On the morning of July 17, 2014 I was looking through my messages and I found a message from a young lady who works in film documentation. She asked me for pictures of martyrs in the area and we began a long conversation that started with introducing ourselves and ended with the conditions of the area. We kept talking for a week, I began to learn about her personal life and I became intrigued about her. I thought long about how I could continue working with her after I had finished gathering the pictures that she needed. I decided to invite her to help me in writing my movie’s scenario and she very happily accepted.

After twenty days of work I was sitting with her at a table. She was very beautiful, twenty years old, sunburnt skin and with a smile that never leaves her face. We spoke at length about work and its stages and about the different methods of video recording. Then she told me that a condition for her accepting the work is that she wanted to accompany me in the shooting of the movie. I was shocked because I would be shooting in a very dangerous area! I didn’t give her condition much thought and just agreed, thinking that she was just saying it to catch my attention. I went back home and started remembering the details of our conversation, drawing the details of her face in my mind. I felt something strange towards her, I hoped to see her again soon – she restored part of my emotions which I had lost long ago. A few days later I went out into the filming location and spent thirteen days filming there. I saw the struggles of the fighters and the conditions of their daily lives – these were times that I cannot forget. I was filled with mixed emotions and documented the fighters’ dreams and pains, their tears and their joys.
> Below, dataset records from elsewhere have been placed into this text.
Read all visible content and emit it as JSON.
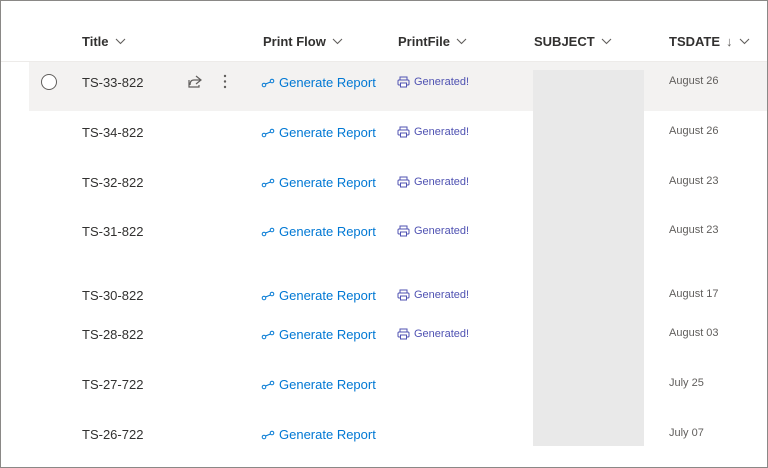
{
  "columns": {
    "title": "Title",
    "print_flow": "Print Flow",
    "print_file": "PrintFile",
    "subject": "SUBJECT",
    "tsdate": "TSDATE",
    "sort_arrow": "↓"
  },
  "rows": [
    {
      "title": "TS-33-822",
      "flow": "Generate Report",
      "file": "Generated!",
      "date": "August 26"
    },
    {
      "title": "TS-34-822",
      "flow": "Generate Report",
      "file": "Generated!",
      "date": "August 26"
    },
    {
      "title": "TS-32-822",
      "flow": "Generate Report",
      "file": "Generated!",
      "date": "August 23"
    },
    {
      "title": "TS-31-822",
      "flow": "Generate Report",
      "file": "Generated!",
      "date": "August 23"
    },
    {
      "title": "TS-30-822",
      "flow": "Generate Report",
      "file": "Generated!",
      "date": "August 17"
    },
    {
      "title": "TS-28-822",
      "flow": "Generate Report",
      "file": "Generated!",
      "date": "August 03"
    },
    {
      "title": "TS-27-722",
      "flow": "Generate Report",
      "file": "",
      "date": "July 25"
    },
    {
      "title": "TS-26-722",
      "flow": "Generate Report",
      "file": "",
      "date": "July 07"
    }
  ],
  "icons": {
    "chevron": "chevron-down-icon",
    "share": "share-icon",
    "more": "more-vertical-icon",
    "flow": "flow-icon",
    "print": "printer-icon",
    "radio": "row-select-radio"
  },
  "colors": {
    "link": "#0078d4",
    "generated": "#4f52b2",
    "selected_row": "#f3f2f1",
    "redaction": "#e9e9e9"
  }
}
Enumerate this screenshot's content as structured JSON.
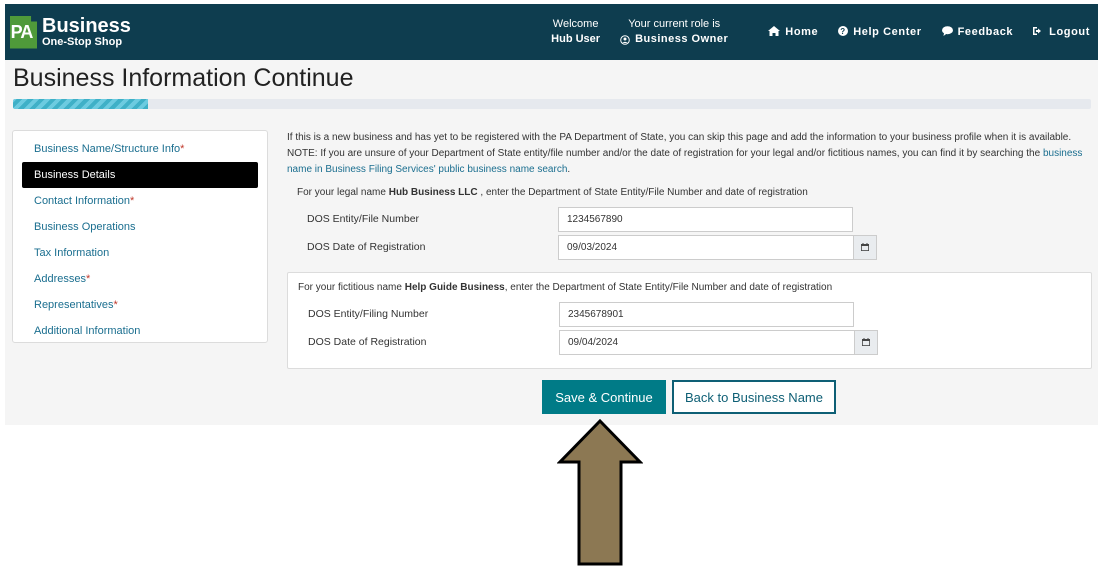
{
  "header": {
    "logo_mark": "PA",
    "logo_title": "Business",
    "logo_subtitle": "One-Stop Shop",
    "welcome_label": "Welcome",
    "welcome_user": "Hub User",
    "role_label": "Your current role is",
    "role_value": "Business Owner",
    "links": {
      "home": "Home",
      "help": "Help Center",
      "feedback": "Feedback",
      "logout": "Logout"
    }
  },
  "page": {
    "title": "Business Information Continue",
    "progress_fraction": 0.125
  },
  "sidebar": {
    "items": [
      {
        "label": "Business Name/Structure Info",
        "required": "*"
      },
      {
        "label": "Business Details",
        "required": ""
      },
      {
        "label": "Contact Information",
        "required": "*"
      },
      {
        "label": "Business Operations",
        "required": ""
      },
      {
        "label": "Tax Information",
        "required": ""
      },
      {
        "label": "Addresses",
        "required": "*"
      },
      {
        "label": "Representatives",
        "required": "*"
      },
      {
        "label": "Additional Information",
        "required": ""
      }
    ]
  },
  "content": {
    "intro_text": "If this is a new business and has yet to be registered with the PA Department of State, you can skip this page and add the information to your business profile when it is available. NOTE: If you are unsure of your Department of State entity/file number and/or the date of registration for your legal and/or fictitious names, you can find it by searching the ",
    "intro_link": "business name in Business Filing Services' public business name search",
    "intro_end": ".",
    "legal": {
      "prefix": "For your legal name ",
      "name": "Hub Business LLC",
      "suffix": " , enter the Department of State Entity/File Number and date of registration",
      "entity_label": "DOS Entity/File Number",
      "entity_value": "1234567890",
      "date_label": "DOS Date of Registration",
      "date_value": "09/03/2024"
    },
    "fictitious": {
      "prefix": "For your fictitious name ",
      "name": "Help Guide Business",
      "suffix": ", enter the Department of State Entity/File Number and date of registration",
      "entity_label": "DOS Entity/Filing Number",
      "entity_value": "2345678901",
      "date_label": "DOS Date of Registration",
      "date_value": "09/04/2024"
    }
  },
  "actions": {
    "save": "Save & Continue",
    "back": "Back to Business Name"
  },
  "colors": {
    "header_bg": "#0e3d4f",
    "primary": "#007b87",
    "link": "#1a6e8f",
    "arrow_fill": "#8c7853"
  }
}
I would share some of these stories with her, she still asked if she could join me on set. However, she didn’t give up. This young women, after a lot of insistence, finally convinced me to let her come to the front lines so she could help me film the end of the movie. The day was Tuesday August 26, 2014. We spent a wonderful day filming together and at some point we sat and talked. It was at this point that I faced my fears and confessed to my love for her. We finished filming, said our goodbyes to the fighters and returned to the real world. The next day, I went to her house to review the footage. We spoke at length about the film and decided to make a team called ‘Correspondents in War’; we would work on this together and would combat war through the lens of a camera.
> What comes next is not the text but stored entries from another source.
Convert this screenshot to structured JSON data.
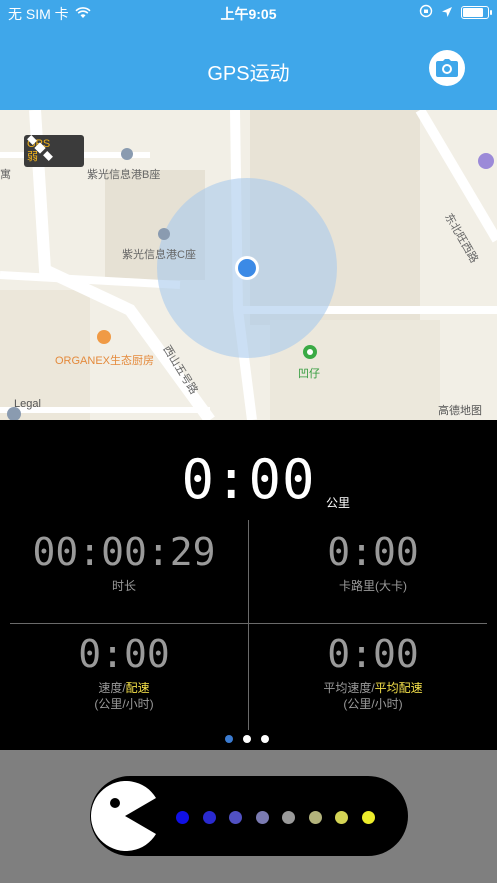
{
  "status_bar": {
    "carrier": "无 SIM 卡",
    "time": "上午9:05",
    "battery_level": 0.85
  },
  "header": {
    "title": "GPS运动",
    "camera_icon": "camera-icon"
  },
  "map": {
    "gps_badge": {
      "label": "GPS",
      "strength": "弱"
    },
    "labels": {
      "building_b": "紫光信息港B座",
      "building_c": "紫光信息港C座",
      "restaurant": "ORGANEX生态厨房",
      "road_right": "东北旺西路",
      "road_bottom": "西山五号路",
      "poi_green": "凹仔",
      "left_edge": "寓",
      "legal": "Legal",
      "brand": "高德地图"
    }
  },
  "stats": {
    "distance": {
      "value": "0:00",
      "unit": "公里"
    },
    "duration": {
      "value": "00:00:29",
      "label": "时长"
    },
    "calories": {
      "value": "0:00",
      "label": "卡路里(大卡)"
    },
    "speed": {
      "value": "0:00",
      "label_a": "速度/",
      "label_b": "配速",
      "unit": "(公里/小时)"
    },
    "avg_speed": {
      "value": "0:00",
      "label_a": "平均速度/",
      "label_b": "平均配速",
      "unit": "(公里/小时)"
    },
    "page_indicator": {
      "count": 3,
      "active_index": 0
    }
  },
  "start_slider": {
    "pellet_colors": [
      "#1010e6",
      "#2a2ad0",
      "#5151c2",
      "#7b7bb2",
      "#9a9a9a",
      "#b3b37c",
      "#d4d455",
      "#eded2b"
    ]
  }
}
After three months, we finished production of our film and, by this time, we had gotten very close to each other. I started seeing hope through her eyes – she change my life completely. We participated in our first local film festival and achieved second place. Our relationship developed and we eventually became engaged. When proposing, I wanted to surprise her. I took her to the area where we filmed our first movie together and put a ring on her finger in the same location where I had initially confessed my love for her. Our journey to this area was a short journey of death accompanied with symphonies of war. The gun was the piano, the cannon was the drum. It was a very intense day, with a heavy battle that was playing the symphony of death. We made it, however, into a symphony of love, where I proposed and we pledged to remain together forever.

Her name is Judy, she is here among us in this YaLa Citizen Journalism course. We are one soul in two different bodies, and we do everything together.